Givaudan’s fragrance division recorded sales of CHF467.4 million, an increase of 1.7% in local currencies and a decline of 5.7% in Swiss francs. Total sales for fragrance compounds, which is a combination of the fine fragrances and consumer products markets, increased 1.2% when measured in local currencies and declined by 6.6% in Swiss francs to CHF402.0 million from CHF430.2 million. Fine fragrance sales grew 3.1% in local currencies against strong comparables in 2010, and the business delivered strong growth in Latin America as a result of higher volume on existing business and new product launches. In Europe and North America, Givaudan did see an overall slight decline. Meanwhile, sales in the consumer products business unit increased by 0.7% in local currencies, with sales in developing markets remaining steady to slightly growing, balancing good growth in North America with small declines in Europe, the Middle East and Africa. On a worldwide basis, sales increased in fabric care, home care and oral care, followed by fragrances for deodorants. In particular, the air care category delivered a good performance in Europe, Africa and the Middle East. Additionally, overall sales for fragrance ingredients grew by 5.2% in local currencies, achieved as a result of a good growth in the developing markets and the introduction of Givaudan’s Paradisamide, a new, long-lasting, fresh tropical fruit note.

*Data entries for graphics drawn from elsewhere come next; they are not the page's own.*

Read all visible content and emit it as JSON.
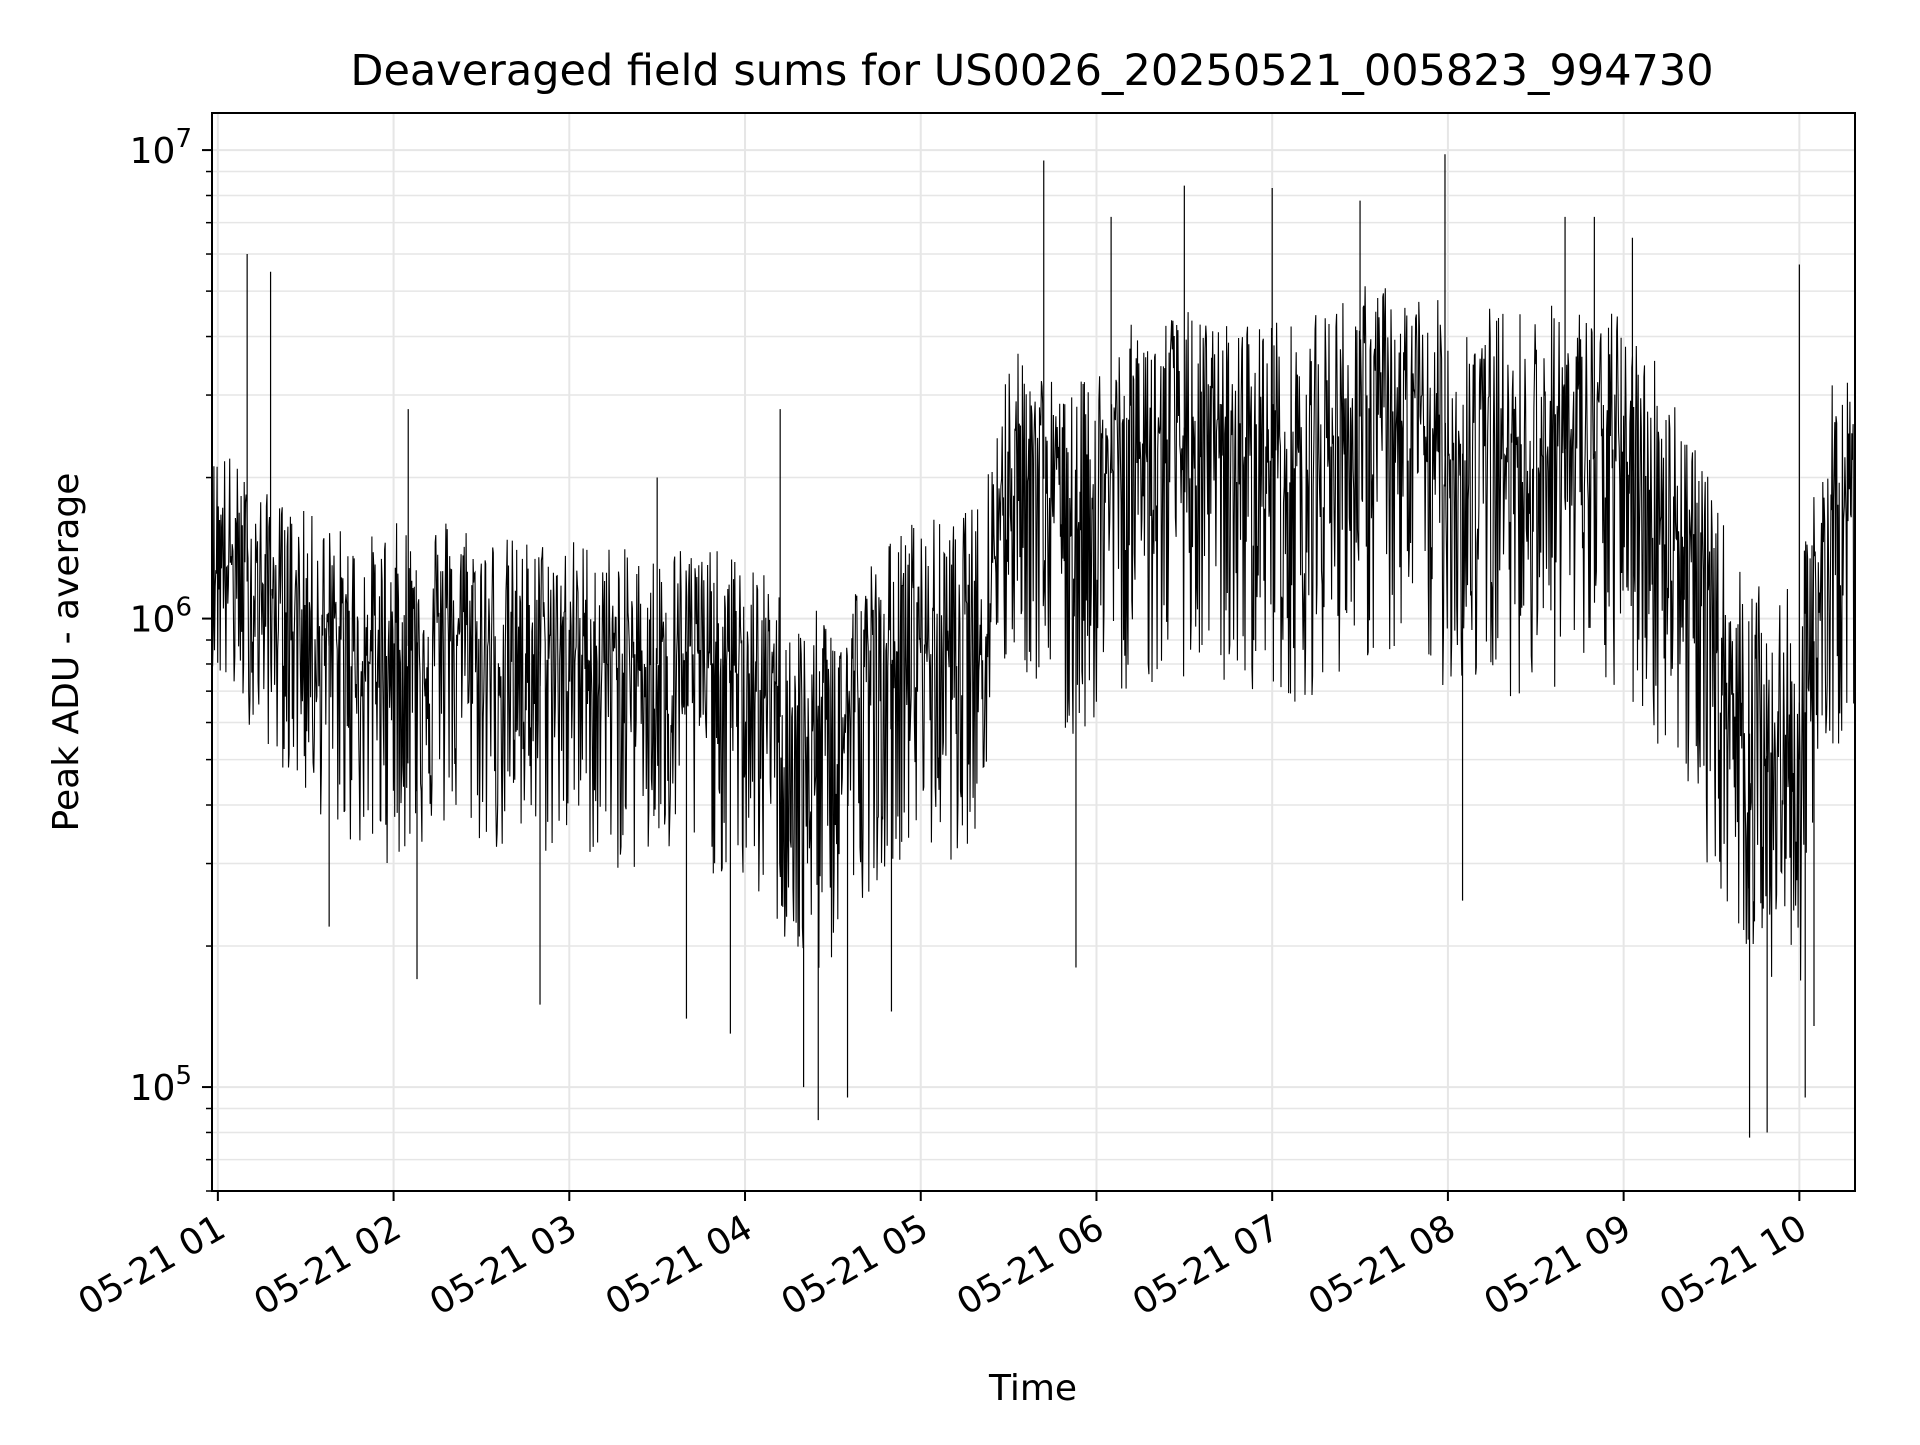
{
  "chart_data": {
    "type": "line",
    "title": "Deaveraged field sums for US0026_20250521_005823_994730",
    "xlabel": "Time",
    "ylabel": "Peak ADU - average",
    "yscale": "log",
    "ylim": [
      60000,
      12000000
    ],
    "xlim": [
      "2025-05-21 00:58",
      "2025-05-21 10:19"
    ],
    "grid": true,
    "line_color": "#000000",
    "grid_color": "#e6e6e6",
    "x_ticks": [
      {
        "value": "2025-05-21 01:00",
        "label": "05-21 01"
      },
      {
        "value": "2025-05-21 02:00",
        "label": "05-21 02"
      },
      {
        "value": "2025-05-21 03:00",
        "label": "05-21 03"
      },
      {
        "value": "2025-05-21 04:00",
        "label": "05-21 04"
      },
      {
        "value": "2025-05-21 05:00",
        "label": "05-21 05"
      },
      {
        "value": "2025-05-21 06:00",
        "label": "05-21 06"
      },
      {
        "value": "2025-05-21 07:00",
        "label": "05-21 07"
      },
      {
        "value": "2025-05-21 08:00",
        "label": "05-21 08"
      },
      {
        "value": "2025-05-21 09:00",
        "label": "05-21 09"
      },
      {
        "value": "2025-05-21 10:00",
        "label": "05-21 10"
      }
    ],
    "y_ticks": [
      {
        "value": 100000,
        "base": "10",
        "exp": "5"
      },
      {
        "value": 1000000,
        "base": "10",
        "exp": "6"
      },
      {
        "value": 10000000,
        "base": "10",
        "exp": "7"
      }
    ],
    "series": [
      {
        "x": [
          "2025-05-21 00:58",
          "2025-05-21 01:00",
          "2025-05-21 01:10",
          "2025-05-21 01:20",
          "2025-05-21 01:30",
          "2025-05-21 01:40",
          "2025-05-21 01:50",
          "2025-05-21 02:00",
          "2025-05-21 02:10",
          "2025-05-21 02:20",
          "2025-05-21 02:30",
          "2025-05-21 02:40",
          "2025-05-21 02:50",
          "2025-05-21 03:00",
          "2025-05-21 03:10",
          "2025-05-21 03:20",
          "2025-05-21 03:30",
          "2025-05-21 03:40",
          "2025-05-21 03:50",
          "2025-05-21 04:00",
          "2025-05-21 04:10",
          "2025-05-21 04:20",
          "2025-05-21 04:30",
          "2025-05-21 04:40",
          "2025-05-21 04:50",
          "2025-05-21 05:00",
          "2025-05-21 05:10",
          "2025-05-21 05:20",
          "2025-05-21 05:30",
          "2025-05-21 05:40",
          "2025-05-21 05:50",
          "2025-05-21 06:00",
          "2025-05-21 06:10",
          "2025-05-21 06:20",
          "2025-05-21 06:30",
          "2025-05-21 06:40",
          "2025-05-21 06:50",
          "2025-05-21 07:00",
          "2025-05-21 07:10",
          "2025-05-21 07:20",
          "2025-05-21 07:30",
          "2025-05-21 07:40",
          "2025-05-21 07:50",
          "2025-05-21 08:00",
          "2025-05-21 08:10",
          "2025-05-21 08:20",
          "2025-05-21 08:30",
          "2025-05-21 08:40",
          "2025-05-21 08:50",
          "2025-05-21 09:00",
          "2025-05-21 09:10",
          "2025-05-21 09:20",
          "2025-05-21 09:30",
          "2025-05-21 09:40",
          "2025-05-21 09:50",
          "2025-05-21 10:00",
          "2025-05-21 10:10",
          "2025-05-21 10:19"
        ],
        "mid": [
          1300000,
          1400000,
          1200000,
          1100000,
          1000000,
          900000,
          800000,
          850000,
          900000,
          950000,
          850000,
          800000,
          850000,
          850000,
          800000,
          800000,
          800000,
          850000,
          800000,
          750000,
          650000,
          500000,
          550000,
          700000,
          800000,
          900000,
          850000,
          950000,
          2200000,
          2100000,
          1600000,
          1900000,
          2200000,
          2300000,
          2300000,
          2200000,
          2200000,
          2200000,
          2000000,
          2400000,
          2700000,
          2600000,
          2400000,
          2200000,
          2300000,
          2200000,
          2300000,
          2300000,
          2200000,
          2200000,
          1800000,
          1500000,
          900000,
          600000,
          500000,
          500000,
          1600000,
          1700000
        ],
        "low": [
          800000,
          700000,
          600000,
          500000,
          400000,
          350000,
          300000,
          300000,
          320000,
          350000,
          320000,
          300000,
          300000,
          320000,
          300000,
          280000,
          280000,
          300000,
          280000,
          260000,
          220000,
          150000,
          180000,
          250000,
          300000,
          320000,
          300000,
          350000,
          800000,
          700000,
          500000,
          600000,
          700000,
          700000,
          750000,
          700000,
          700000,
          700000,
          650000,
          750000,
          800000,
          800000,
          750000,
          700000,
          700000,
          680000,
          700000,
          700000,
          680000,
          650000,
          550000,
          450000,
          280000,
          200000,
          160000,
          160000,
          500000,
          600000
        ],
        "high": [
          2200000,
          2500000,
          2000000,
          1800000,
          1700000,
          1600000,
          1500000,
          1600000,
          1700000,
          1700000,
          1600000,
          1500000,
          1500000,
          1500000,
          1500000,
          1400000,
          1400000,
          1500000,
          1400000,
          1350000,
          1200000,
          1000000,
          1100000,
          1300000,
          1500000,
          1700000,
          1600000,
          1800000,
          3800000,
          3600000,
          3000000,
          3500000,
          4200000,
          4500000,
          4600000,
          4300000,
          4400000,
          4500000,
          4200000,
          4800000,
          5200000,
          5200000,
          5000000,
          4700000,
          4800000,
          4600000,
          4700000,
          4800000,
          4600000,
          4500000,
          3800000,
          3000000,
          1900000,
          1300000,
          1100000,
          1200000,
          3200000,
          3400000
        ]
      }
    ],
    "spikes_high": [
      {
        "x": "2025-05-21 01:10",
        "y": 6000000
      },
      {
        "x": "2025-05-21 01:18",
        "y": 5500000
      },
      {
        "x": "2025-05-21 02:05",
        "y": 2800000
      },
      {
        "x": "2025-05-21 03:30",
        "y": 2000000
      },
      {
        "x": "2025-05-21 04:12",
        "y": 2800000
      },
      {
        "x": "2025-05-21 05:42",
        "y": 9500000
      },
      {
        "x": "2025-05-21 06:05",
        "y": 7200000
      },
      {
        "x": "2025-05-21 06:30",
        "y": 8400000
      },
      {
        "x": "2025-05-21 07:00",
        "y": 8300000
      },
      {
        "x": "2025-05-21 07:30",
        "y": 7800000
      },
      {
        "x": "2025-05-21 07:59",
        "y": 9800000
      },
      {
        "x": "2025-05-21 08:40",
        "y": 7200000
      },
      {
        "x": "2025-05-21 08:50",
        "y": 7200000
      },
      {
        "x": "2025-05-21 09:03",
        "y": 6500000
      },
      {
        "x": "2025-05-21 10:00",
        "y": 5700000
      }
    ],
    "spikes_low": [
      {
        "x": "2025-05-21 01:38",
        "y": 220000
      },
      {
        "x": "2025-05-21 02:08",
        "y": 170000
      },
      {
        "x": "2025-05-21 02:50",
        "y": 150000
      },
      {
        "x": "2025-05-21 03:40",
        "y": 140000
      },
      {
        "x": "2025-05-21 03:55",
        "y": 130000
      },
      {
        "x": "2025-05-21 04:20",
        "y": 100000
      },
      {
        "x": "2025-05-21 04:25",
        "y": 85000
      },
      {
        "x": "2025-05-21 04:35",
        "y": 95000
      },
      {
        "x": "2025-05-21 04:50",
        "y": 145000
      },
      {
        "x": "2025-05-21 05:53",
        "y": 180000
      },
      {
        "x": "2025-05-21 08:05",
        "y": 250000
      },
      {
        "x": "2025-05-21 09:43",
        "y": 78000
      },
      {
        "x": "2025-05-21 09:49",
        "y": 80000
      },
      {
        "x": "2025-05-21 10:02",
        "y": 95000
      },
      {
        "x": "2025-05-21 10:05",
        "y": 135000
      }
    ]
  }
}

In the flavor division, reported sales were at CHF544.9 million, a growth of 4.2% in local currencies and a decline of 4.5% in Swiss francs. In Asia-Pacific and Latin America, the existing business was the main contributor to this growth, while in North America and the developing markets of Europe, Africa and the Middle East, new market growth also complemented development. Good innovation on the customer’s side resulted in wins in beverages, savory and confectionary, as well as in health and wellness applications. Sales in Asia-Pacific achieved 5.9% growth, driven by both the developing markets, mainly India and Thailand, and the mature markets of north Asia and Australia. While all segments reported growth, savory and confectionary grew particularly strong. Sales in Europe, Africa and the Middle East grew 0.5%, and the developing markets of the region continued their good performance with solid gains, particularly in Africa, Russia, Turkey and the Middle East. The mature markets of Germany and Iberia also recorded solid growth. In North America, sales increased 6.9%, with double-digit growth in savory and snacks, while dairy saw a mid-single digit increase. Additionally, food service growth was encouraged by some key beverage wins. During the first quarter of 2011, SAP was implemented in flavors North America, and Latin America delivered a growth of 7.5%, continuing on its success in prior years. Growth was mainly realized in Brazil and Argentina, with existing products in beverages, confectionary and savory acting as segment drivers.

For the company’s outlook, Givaudan’s overall objective is to grow organically between 4.5–5.5% per annum, assuming a market growth of 2–3%, and to continue on the path of market share gains over the next five years. The company also confirms its intention to return above 60% of its free cash flow to shareholders once the targeted leverage ratio—defined as net debt, divided by net debt plus equity—of 25% has been reached.